The Pillar says nothing, and points at the blackboard with sticky chalk. "This is called Einstein's Blackboard, the one he used for lecturing when he was here. It's one of the world's most valuable artifacts. Historians will claim the original one is in the in Museum of the History of Science, and that this one here is a replica. Actually, it's vice versa but they don't know it. Originally it was Carroll's blackboard, and it is used to time-travel."

"And how is that possible?"

"It's easy," he says. "You write the date, time, and name of person you want to meet, and then use it as a doorway to the past."

The blackboard is actually tall. Hypothetically, it looks like a door a mad girl like me could walk into. But unless the board's surface turns into rippling water or air, I don't see how.

"So I just walk into it?" I give up and assume fantastically.

"Oh." The Pillar's lips twitch. "Of course not. Don't be silly."

Chapter 5 3

The Pillar paces toward the red curtain by the window and looks for something behind it. "There it is," he murmurs, and looks back at me with a smile that soon shifts to a serious straight line again. "Now, before I show you how, you need to know what you're getting yourself into."

"I was waiting for you to say that."

"This time-travel method lasts for only fourteen minutes." He pulls out his pocket watch and tucks it in my hands. "It's very close to my heart. Use it with care and bring it back to me—along with you, of course. It's an old watch, so there is no timer. You have to memorize the fourteen minutes."

"What else should I know?"

"There are two possibilities where you won't come back and probably die." He has that piercing look again.

I pretend I am not afraid, and hold a shrug.

"The first one is if something happens to you in the past, you get killed, set back, or simply stay there more than fourteen minutes. I can't help you if any of that happens."

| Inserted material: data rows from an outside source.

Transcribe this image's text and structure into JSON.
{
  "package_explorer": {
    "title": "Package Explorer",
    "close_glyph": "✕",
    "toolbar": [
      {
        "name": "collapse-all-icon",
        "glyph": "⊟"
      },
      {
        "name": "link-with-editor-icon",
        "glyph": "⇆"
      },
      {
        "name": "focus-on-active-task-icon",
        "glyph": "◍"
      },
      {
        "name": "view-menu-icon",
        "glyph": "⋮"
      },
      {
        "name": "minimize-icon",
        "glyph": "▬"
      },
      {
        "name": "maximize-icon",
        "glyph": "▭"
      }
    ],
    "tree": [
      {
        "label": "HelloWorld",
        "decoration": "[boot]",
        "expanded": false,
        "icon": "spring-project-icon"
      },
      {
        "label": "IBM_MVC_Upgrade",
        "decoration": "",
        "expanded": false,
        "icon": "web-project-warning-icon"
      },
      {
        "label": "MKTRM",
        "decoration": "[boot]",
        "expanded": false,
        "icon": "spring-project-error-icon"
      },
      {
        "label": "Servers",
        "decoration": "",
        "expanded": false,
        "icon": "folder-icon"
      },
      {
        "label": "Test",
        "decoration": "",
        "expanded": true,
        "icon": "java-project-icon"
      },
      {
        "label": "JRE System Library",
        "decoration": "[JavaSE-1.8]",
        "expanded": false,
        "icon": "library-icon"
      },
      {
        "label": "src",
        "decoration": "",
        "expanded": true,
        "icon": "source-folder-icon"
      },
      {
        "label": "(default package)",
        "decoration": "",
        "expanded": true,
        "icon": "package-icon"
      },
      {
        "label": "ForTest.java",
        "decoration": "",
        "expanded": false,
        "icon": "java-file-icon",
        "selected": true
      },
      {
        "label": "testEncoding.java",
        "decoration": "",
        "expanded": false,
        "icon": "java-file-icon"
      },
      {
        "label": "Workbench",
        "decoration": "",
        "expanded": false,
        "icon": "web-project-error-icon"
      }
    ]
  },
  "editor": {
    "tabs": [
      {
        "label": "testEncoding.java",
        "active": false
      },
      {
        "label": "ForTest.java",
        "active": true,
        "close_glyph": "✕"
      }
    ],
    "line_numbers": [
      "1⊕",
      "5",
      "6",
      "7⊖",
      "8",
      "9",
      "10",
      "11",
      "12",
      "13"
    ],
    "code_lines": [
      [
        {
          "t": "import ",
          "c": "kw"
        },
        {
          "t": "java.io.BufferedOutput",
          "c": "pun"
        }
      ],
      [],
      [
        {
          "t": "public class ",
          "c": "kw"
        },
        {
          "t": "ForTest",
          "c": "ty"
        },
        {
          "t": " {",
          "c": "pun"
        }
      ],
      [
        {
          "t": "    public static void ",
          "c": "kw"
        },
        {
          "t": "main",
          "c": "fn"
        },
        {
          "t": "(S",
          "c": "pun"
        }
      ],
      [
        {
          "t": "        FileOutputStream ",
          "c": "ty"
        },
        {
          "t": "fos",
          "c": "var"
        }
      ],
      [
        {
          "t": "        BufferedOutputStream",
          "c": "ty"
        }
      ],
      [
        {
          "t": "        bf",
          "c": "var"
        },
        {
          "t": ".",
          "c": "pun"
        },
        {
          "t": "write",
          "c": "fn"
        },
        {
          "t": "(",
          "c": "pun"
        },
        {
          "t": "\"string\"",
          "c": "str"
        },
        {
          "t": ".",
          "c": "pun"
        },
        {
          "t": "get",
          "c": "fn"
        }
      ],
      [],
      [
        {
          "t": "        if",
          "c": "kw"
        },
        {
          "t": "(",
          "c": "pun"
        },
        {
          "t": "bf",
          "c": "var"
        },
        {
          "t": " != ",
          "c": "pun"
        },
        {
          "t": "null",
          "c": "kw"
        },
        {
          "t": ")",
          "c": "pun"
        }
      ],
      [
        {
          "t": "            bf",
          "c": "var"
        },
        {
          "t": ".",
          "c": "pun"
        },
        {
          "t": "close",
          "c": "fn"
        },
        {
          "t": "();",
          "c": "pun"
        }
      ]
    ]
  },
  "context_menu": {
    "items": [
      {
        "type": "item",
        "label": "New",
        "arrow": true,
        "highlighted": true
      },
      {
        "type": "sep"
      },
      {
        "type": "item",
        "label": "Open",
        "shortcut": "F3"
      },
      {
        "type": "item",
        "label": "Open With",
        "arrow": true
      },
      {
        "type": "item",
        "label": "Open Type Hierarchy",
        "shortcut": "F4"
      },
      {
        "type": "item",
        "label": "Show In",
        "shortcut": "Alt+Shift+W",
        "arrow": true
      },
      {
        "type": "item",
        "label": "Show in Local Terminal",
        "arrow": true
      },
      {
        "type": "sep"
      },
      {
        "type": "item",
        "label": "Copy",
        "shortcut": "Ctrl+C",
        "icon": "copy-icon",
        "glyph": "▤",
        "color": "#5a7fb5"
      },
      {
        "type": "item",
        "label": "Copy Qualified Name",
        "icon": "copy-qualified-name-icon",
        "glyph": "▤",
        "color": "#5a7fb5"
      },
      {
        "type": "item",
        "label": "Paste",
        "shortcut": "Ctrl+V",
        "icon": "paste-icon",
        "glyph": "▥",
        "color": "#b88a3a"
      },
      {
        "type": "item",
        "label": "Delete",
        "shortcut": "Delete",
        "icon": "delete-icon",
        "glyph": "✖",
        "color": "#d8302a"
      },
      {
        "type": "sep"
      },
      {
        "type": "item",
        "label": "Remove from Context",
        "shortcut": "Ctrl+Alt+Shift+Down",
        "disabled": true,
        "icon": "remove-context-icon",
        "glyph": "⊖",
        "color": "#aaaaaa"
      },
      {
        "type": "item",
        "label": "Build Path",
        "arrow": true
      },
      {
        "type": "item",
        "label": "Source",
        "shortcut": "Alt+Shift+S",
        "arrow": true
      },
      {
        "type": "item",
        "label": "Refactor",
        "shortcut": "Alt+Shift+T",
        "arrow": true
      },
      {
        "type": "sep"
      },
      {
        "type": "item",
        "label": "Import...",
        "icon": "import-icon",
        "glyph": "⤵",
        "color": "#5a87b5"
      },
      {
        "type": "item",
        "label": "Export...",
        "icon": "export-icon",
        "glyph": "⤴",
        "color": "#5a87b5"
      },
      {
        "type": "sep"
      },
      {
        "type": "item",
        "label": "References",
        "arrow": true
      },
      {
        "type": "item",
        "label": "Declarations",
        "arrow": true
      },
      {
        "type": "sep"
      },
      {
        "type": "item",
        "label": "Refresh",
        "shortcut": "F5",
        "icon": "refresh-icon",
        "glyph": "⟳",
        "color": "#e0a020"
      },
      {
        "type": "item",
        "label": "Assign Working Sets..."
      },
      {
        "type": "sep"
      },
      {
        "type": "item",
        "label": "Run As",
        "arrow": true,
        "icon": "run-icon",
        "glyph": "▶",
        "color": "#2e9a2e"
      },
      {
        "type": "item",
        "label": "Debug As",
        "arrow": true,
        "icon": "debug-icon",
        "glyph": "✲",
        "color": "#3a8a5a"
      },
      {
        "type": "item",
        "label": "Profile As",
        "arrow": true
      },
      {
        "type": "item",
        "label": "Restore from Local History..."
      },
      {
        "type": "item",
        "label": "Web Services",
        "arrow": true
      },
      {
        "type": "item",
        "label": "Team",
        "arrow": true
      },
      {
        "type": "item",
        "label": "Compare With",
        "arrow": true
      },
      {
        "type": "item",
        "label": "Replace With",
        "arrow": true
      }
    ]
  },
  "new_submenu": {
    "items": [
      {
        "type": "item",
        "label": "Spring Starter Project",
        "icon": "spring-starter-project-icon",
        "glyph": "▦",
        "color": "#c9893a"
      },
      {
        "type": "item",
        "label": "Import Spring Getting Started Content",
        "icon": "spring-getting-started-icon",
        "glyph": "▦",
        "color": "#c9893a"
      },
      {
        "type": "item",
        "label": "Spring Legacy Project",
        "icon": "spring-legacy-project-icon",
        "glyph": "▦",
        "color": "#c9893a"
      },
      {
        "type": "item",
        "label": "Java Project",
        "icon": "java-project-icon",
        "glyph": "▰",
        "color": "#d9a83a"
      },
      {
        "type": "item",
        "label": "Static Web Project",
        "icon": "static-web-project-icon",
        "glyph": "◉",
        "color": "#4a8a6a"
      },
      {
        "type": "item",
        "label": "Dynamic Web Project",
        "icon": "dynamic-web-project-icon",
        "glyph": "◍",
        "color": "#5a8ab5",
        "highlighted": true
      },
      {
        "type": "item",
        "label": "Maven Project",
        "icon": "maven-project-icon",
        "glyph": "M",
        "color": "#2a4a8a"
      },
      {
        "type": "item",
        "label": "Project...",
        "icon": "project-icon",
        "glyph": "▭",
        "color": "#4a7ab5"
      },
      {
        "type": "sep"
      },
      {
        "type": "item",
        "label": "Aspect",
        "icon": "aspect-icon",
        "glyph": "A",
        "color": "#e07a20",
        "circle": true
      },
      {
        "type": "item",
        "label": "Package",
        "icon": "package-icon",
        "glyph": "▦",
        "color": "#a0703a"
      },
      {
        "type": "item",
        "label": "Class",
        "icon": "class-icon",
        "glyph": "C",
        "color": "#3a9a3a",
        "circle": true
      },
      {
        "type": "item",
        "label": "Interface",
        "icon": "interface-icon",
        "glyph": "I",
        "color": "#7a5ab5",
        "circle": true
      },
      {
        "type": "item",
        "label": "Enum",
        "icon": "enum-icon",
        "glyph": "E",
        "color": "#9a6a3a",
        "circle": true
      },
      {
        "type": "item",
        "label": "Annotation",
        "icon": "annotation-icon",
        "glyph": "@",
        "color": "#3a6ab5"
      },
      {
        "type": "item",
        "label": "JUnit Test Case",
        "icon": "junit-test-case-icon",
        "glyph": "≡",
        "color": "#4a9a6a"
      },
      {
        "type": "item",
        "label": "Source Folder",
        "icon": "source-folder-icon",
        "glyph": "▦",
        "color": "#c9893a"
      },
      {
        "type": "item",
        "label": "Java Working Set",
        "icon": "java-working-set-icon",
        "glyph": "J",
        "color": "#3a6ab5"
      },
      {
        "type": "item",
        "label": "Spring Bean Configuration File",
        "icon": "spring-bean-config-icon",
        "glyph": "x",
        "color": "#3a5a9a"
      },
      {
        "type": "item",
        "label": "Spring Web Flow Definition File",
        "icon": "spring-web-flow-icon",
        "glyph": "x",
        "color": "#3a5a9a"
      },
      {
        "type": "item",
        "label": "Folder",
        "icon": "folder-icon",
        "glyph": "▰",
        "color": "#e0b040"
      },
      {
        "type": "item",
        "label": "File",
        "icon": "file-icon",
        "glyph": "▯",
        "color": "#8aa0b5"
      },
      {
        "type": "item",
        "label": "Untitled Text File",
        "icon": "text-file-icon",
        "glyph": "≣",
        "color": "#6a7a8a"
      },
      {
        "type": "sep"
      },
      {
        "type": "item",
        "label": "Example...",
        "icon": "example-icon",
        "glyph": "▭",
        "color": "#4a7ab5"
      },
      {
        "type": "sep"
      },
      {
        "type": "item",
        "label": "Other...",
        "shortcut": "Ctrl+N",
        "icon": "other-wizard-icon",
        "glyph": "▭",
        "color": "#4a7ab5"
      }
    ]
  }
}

"And the second?" I feel I can deal with the first one myself.

"If you're not the Real Alice," he says. "Which I believe you are."

"Believe or know?"

"Believing is knowing," he says. "It's up to you if you believe in yourself or not. You still can walk away from this."

"And stay for what?" I say. "The death of millions tomorrow?"

"I thought you'd say you could never live without me." He musters a sad face.